Tonight I went up to Columbia for the opening of “The Book Undone: Thirty Years of Granary Books” at the Kempner Gallery Rare Book & Manuscript Library on the sixth floor of Butler Library. It is worth the trip! Curated by Sarah Arkebauer and Karla Nielsen, the exhibition includes about one third of the astounding 164 books Granary (proprietor, Steve Clay) has published since beginning operations in 1985. Some of the earliest Granary publications seemed to pick up from the tradition of Jonathan Williams’ Jargon Books, which got its start in the early 1950s at Black Mountain College, at the instigation of Charles Olson, who told Williams, “Don’t ever be intimidated by the disdain or the disinterest of the world. Get yourself some type, get yourself some paper, and print it.” This statement could serve as the motto for the Mimeo Revolution that flourished in the 1960s and ‘70s and was a mainstay for the dissemination of poetry that had small but passionate followings. In its early days, Granary published books by Williams, Fielding Dawson, and John Cage, all of them with BMC credentials. Granary is also devoted to the Mimeo Revolution itself, as anyone who saw the inspiring 1998 exhibition at the New York Public Library will remember. Clay and Rodney Phillips, a curator at the Henry W. and Albert A. Berg Collection of English and American Literature, organized the exhibition, and they co-edited the accompanying book, published by Granary: A Secret Location on the Lower East Side: Adventures in Writing, 1960-1980, which documents many of the poetry zines of that era and the poets and artists who created them. This book should be required reading, and it probably is in the most advanced literature classes around the country and beyond.

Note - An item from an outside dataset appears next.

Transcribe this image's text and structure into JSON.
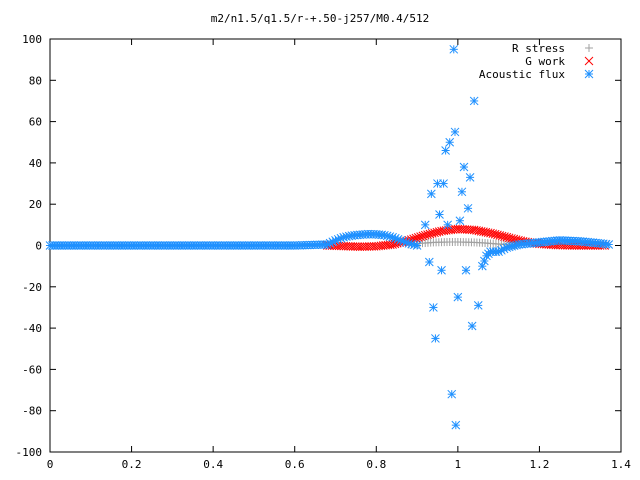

As time went on, Granary’s interests expanded to include such artists and writers as (and this is only a selection!) (in roughly chronological order) Johanna Drucker, Buzz Spector, Susan Bee, Lewis Warsh, Jerome Rothenberg, Kimberly Lyons, Robert Creeley, Alex Katz, Charles Bernstein, Anne Waldman, Ted Berrigan, George Schneeman, Joe Elliot, Julie Harrison, Carolee Schneemann, Bernadette Mayer, Lyn Hejinian, Emilie Clark, Pierre Joris, Larry Fagin, Trevor Winkfield, William Corbett, Clark Coolidge, Keith Waldrop, Kenward Elmslie, Alison Knowles, Joe Brainard, Susan Howe, David Antin, Emily McVarish, Kenneth Goldsmith, Gary Sullivan, Nada Gordon, Simon Pettet, Duncan Hannah, Leslie Scalapino, Marina Adams, Anne Tardos, Ron Padgett, Maureen Owen, Yvonne Jacquette, John Yau, Archie Rand, Bob Perelman, Francie Shaw, Norma Cole, Alice Notley, Alan Halsey, Steve McCaffery, Marjorie Welish, James Siena, Jen Bervin, John Ashbery, Kiki Smith, Kathleen Fraser, Hermine Ford, Ceclia Vicuña, Edward Sanders, Raphael Rubinstein.
(Page from Johanna Drucker and Susan Bee's A Girl's Life, Granary Books, 2002)
Granary’s books are remarkable because each one is unique in design. Clay has a sixth sense for knowing which approach — whether trade edition or limited edition artist’s book — is appropriate for each outing, and he knows exactly how to achieve the end he and his collaborators have in mind. Often, these structures are teasing what can conceivably be considered a book, and yet they are all books. Above all, the central character is complicity. This is a tradition of people working outside the mainstream, banding together to make poetry books in exactly the form, size, and quantity they desire. The installation is exquisite. The three dimensional and tactile qualities are exposed for all to see, to examine, to admire, to enjoy, and to learn from. Take a trip to Columbia. Your senses will be energized.